Interpreter for the Declaration Section of a C program
We’ll use 2 language tools: Lex and Yacc (or flex and bison) to accomplish this.
The LEX file
The lex file has 3 main parts, separated by “double percentage signs”. The first part is a list of harder files and function definitions encapsulated in “percentage-curly braces”. The second part has the list of acceptable tokens and the final is for some C user defined functions.
y.tab.h is generated by Yacc and it defines the list of tokens that we mention here.
In the next section, we start by defining datatype tokens. Although struct can be considered a datatype token, we considered it as a
STRUCT token separately because of its unique syntax. Then we define the single character tokens. We also define character, integer & floating point values. From here, we start getting more generic to Array_identifiers, identifiers and strings.
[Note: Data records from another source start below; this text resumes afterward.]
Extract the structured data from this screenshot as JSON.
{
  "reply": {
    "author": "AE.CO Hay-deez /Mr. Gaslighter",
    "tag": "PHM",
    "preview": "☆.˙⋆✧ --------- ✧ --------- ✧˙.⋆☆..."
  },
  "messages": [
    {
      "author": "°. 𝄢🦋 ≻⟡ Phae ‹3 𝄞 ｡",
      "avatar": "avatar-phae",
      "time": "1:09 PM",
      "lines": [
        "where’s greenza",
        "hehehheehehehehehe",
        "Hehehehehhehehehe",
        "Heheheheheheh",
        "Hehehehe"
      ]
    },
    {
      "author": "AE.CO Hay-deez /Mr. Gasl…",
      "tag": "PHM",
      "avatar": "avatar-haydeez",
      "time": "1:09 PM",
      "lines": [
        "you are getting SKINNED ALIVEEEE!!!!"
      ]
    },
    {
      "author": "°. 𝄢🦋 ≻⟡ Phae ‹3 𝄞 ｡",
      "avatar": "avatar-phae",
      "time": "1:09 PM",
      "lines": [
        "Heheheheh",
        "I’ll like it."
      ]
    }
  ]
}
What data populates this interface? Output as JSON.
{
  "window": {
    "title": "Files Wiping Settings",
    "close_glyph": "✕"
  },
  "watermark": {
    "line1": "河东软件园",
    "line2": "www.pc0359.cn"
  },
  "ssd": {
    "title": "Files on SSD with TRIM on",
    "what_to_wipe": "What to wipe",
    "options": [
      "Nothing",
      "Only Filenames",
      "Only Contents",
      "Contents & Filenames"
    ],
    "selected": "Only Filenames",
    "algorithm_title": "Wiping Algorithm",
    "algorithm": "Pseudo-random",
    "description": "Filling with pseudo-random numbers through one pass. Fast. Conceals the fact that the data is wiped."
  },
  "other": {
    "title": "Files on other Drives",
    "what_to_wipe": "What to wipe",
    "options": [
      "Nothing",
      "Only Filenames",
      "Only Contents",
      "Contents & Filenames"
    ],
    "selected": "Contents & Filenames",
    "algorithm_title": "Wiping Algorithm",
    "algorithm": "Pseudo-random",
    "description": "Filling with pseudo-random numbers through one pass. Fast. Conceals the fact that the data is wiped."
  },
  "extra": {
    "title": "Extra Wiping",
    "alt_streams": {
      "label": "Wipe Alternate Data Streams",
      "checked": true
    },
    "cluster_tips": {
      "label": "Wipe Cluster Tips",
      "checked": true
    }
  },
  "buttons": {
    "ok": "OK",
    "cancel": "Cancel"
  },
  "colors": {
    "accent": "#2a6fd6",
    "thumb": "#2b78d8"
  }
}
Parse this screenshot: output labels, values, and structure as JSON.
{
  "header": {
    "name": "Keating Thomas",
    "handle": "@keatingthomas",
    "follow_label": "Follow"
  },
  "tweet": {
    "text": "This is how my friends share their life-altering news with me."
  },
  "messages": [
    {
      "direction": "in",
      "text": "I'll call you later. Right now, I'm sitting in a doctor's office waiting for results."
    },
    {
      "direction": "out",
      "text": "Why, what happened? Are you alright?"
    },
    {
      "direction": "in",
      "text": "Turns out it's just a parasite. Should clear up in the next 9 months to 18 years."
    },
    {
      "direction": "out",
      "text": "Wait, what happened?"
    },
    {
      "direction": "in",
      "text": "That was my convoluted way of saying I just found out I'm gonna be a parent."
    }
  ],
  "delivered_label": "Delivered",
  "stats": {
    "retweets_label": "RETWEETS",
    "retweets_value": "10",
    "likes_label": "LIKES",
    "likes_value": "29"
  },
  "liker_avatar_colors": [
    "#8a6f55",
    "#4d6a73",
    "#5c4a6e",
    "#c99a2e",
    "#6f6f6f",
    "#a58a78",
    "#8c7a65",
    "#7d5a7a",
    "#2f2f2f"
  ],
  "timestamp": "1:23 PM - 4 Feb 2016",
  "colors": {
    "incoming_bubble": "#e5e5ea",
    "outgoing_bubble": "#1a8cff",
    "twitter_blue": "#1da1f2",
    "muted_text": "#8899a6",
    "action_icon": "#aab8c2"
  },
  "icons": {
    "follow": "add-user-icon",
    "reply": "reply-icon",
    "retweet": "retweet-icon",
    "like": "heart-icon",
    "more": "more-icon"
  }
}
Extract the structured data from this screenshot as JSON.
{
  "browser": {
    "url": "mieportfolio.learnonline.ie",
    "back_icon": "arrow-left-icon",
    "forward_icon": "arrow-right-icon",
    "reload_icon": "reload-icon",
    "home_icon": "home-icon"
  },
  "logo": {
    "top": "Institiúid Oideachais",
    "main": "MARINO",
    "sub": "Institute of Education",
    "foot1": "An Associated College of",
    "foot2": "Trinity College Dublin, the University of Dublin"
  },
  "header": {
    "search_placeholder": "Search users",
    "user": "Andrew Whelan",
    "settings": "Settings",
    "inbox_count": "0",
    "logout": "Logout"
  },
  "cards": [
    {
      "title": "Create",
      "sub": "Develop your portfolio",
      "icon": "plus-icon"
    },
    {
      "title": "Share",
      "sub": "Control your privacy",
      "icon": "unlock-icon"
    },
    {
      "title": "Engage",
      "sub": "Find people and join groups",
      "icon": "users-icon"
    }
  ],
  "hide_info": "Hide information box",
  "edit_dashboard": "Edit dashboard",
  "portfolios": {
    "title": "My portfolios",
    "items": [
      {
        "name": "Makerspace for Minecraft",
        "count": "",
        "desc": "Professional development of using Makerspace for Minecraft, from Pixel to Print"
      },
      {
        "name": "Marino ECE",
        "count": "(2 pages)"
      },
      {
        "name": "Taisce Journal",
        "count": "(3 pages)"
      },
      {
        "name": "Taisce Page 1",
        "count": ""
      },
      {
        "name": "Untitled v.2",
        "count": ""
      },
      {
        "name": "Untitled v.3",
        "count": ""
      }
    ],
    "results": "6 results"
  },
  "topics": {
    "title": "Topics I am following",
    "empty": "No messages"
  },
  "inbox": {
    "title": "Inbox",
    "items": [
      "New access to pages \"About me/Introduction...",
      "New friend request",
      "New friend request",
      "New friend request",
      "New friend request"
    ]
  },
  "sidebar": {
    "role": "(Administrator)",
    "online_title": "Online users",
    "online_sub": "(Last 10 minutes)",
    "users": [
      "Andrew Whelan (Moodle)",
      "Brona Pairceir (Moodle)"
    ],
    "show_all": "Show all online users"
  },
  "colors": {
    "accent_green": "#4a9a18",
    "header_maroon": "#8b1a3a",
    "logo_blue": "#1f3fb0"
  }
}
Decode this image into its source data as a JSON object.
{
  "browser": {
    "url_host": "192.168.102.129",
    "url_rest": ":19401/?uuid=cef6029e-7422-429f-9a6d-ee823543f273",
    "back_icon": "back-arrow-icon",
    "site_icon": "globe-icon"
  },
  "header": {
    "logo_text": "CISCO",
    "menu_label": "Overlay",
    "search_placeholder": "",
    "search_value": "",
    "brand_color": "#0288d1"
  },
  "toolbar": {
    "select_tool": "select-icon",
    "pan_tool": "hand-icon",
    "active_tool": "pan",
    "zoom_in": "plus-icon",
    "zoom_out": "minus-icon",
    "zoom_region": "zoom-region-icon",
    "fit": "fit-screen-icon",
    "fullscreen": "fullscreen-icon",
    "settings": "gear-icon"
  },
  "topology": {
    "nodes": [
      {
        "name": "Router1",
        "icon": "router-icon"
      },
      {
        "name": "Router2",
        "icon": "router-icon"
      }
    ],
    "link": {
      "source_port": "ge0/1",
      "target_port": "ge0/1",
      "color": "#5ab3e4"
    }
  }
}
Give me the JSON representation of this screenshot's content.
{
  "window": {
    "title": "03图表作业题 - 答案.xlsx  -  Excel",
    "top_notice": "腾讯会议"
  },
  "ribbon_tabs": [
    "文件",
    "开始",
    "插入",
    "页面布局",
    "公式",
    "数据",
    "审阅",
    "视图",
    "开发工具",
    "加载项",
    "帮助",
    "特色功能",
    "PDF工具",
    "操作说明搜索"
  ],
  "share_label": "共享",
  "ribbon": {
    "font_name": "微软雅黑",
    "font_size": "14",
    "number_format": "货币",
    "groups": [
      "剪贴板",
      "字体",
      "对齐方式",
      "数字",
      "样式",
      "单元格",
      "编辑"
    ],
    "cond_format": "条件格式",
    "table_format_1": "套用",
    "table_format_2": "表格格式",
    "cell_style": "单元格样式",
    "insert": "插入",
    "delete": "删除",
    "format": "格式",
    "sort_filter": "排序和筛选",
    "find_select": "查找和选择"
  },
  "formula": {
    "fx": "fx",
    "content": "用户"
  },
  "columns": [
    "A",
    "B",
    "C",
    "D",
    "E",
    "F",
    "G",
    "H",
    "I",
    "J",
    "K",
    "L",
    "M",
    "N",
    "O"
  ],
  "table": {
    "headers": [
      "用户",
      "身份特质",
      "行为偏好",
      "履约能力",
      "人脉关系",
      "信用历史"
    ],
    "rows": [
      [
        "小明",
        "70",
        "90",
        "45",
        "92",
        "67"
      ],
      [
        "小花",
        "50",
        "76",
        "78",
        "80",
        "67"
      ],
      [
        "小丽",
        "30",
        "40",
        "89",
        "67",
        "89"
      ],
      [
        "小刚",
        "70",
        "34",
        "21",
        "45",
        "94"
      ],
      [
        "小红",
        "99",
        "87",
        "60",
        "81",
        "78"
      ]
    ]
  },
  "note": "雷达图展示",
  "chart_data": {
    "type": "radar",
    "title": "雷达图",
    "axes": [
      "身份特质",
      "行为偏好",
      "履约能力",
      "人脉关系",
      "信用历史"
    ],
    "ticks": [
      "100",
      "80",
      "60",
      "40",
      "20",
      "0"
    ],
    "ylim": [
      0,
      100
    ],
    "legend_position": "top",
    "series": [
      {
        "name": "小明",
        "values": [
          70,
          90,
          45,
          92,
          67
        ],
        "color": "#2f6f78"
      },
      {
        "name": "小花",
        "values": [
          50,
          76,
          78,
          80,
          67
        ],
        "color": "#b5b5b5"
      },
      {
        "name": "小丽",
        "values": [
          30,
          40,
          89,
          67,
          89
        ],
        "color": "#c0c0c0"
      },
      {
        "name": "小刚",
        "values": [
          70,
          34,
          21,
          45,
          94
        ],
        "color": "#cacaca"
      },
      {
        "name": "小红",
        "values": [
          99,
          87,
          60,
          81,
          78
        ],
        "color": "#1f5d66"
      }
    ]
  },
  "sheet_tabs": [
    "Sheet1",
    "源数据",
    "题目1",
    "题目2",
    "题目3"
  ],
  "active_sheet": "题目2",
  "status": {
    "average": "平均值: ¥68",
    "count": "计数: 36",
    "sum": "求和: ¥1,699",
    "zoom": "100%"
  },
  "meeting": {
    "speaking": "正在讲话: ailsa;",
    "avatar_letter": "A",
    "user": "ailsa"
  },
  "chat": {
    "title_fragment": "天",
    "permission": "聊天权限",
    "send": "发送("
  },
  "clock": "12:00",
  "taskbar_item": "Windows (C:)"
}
When a linefeed character (
\n in this case) is encountered,
yylineno is incremented.
yylineno keeps track of the line number in the input C file. We just ignore any other token.
How this works is that. The token encountered is stored in a variable called
yytext. It is compared with these list of acceptable token formats from top to bottom. The first time it finds a match, the corresponding code on the right hand side is executed. If,say we encounter the token “int”, this is stored in
yytext and matched up against the token list. Since it is present in the beginning itself, the corresponding C code in curly braces is executed. Here, “int” is stored in
yylval is required to pass tokens recognized from the Lexer to the parser. So, this variable
yylval is considered the bridge between the two. You only need to pass values through
yylval if you plan to use the value in the parser. For other tokens, you don't need to worry about it. And this “dataType” could have been anything else, like “string_value” or “blah_blah”. I used dataType because it just makes sense to me.
In the 3rd and final section, we have a implemented a few functions.
yywrap is called when the End of input file is reached. It returns 1 to signal the end of input, which is true for our case as we input 1 file at a time.
yyerror is invoked when an invalid token or sequence is encountered. It takes in the error string as input and we display the line number and error message just like you would see in a compiler. I also defined an
InvalidToken function to catch stray tokens in case they don't invoke
yyerror. This may not be the most efficient way to define to tokens or write function, but its not half bad.
The YACC file
Like the lex file, this also consists of 3 sections. The first part is a list of harder files and function definitions encapsulated in “percentage-curly braces”. After that, we declare a number of datatypes and functions. If “extern” precedes their declaration, then those variables or those functions are actually defined externally. that is, not in this file. In between the first and second sections, we define the nature of the error message generated by YACC.
%unionallows us to define the members of yylval. yylval is actually of type “union”.
%tokenis used to define the tokens passed from the lex file. If the value of the token is passed, be sure to indicate the type in angular brackets .
%typeis used to define the symbols used below that are not tokens passed from the lex file. They are a combination of those tokens.
Everything mentioned here was between the 1st and 2nd section. Now lets take a look at the 2nd section, which is the meat of this file, if not the entire application. It is here that we define the Grammar for our language, which is C in our case.
Since we are dealing with declaration statements, it makes sense to make this “Declaration” the root of the tree. Every statement in our input C files must be a declaration statement of one of the following forms mentioned. If the statement does not conform to any of these froms, then
yyerror is invoked and this angular bracket stops execution.
Since it stops checking for errors after the first is encountered, I guess its more like an interpreter than a compiler.
In the third section, we have a main function which is the starting point of exectution. Here, we call
yyparse() which initiates all the tokenismg and parsing discussed until now. Its an amazing function. Since the program stops on encountering an error, yyparse will only return if no errors are found. So its safe to say that if a program reaches this point, there are no errors in the input C file.
Data_Type : character array that holds the data_type for the current declaration statement. noOfIdentifiers : number of identifiers in the input file.
clearBuffers() : to clear the value of the datatype stored. storeDataType() : to store the datatype of the current declaration statement. retrieveDataType(): Created to make things look uniform. isDuplicate() : checks if the newly encountered identifier has already been declared before. extractIdentifier() : extracts the name of the array. storeIdentifier() : add the encountered identifier to the list of identifiers. AssignmentError() is called in case an invalid assignment is made DuplicateIdentifierError() is called if the isDuplicate() function returns True in the yacc file.
isValidAssignment() : checks if the datatype which we pass in from the later part of the yacc file is the same as the current datatype of the identifier.
itoa, ftoa and ctoa are used to convert integers, floating point numbers and characters into ascii type.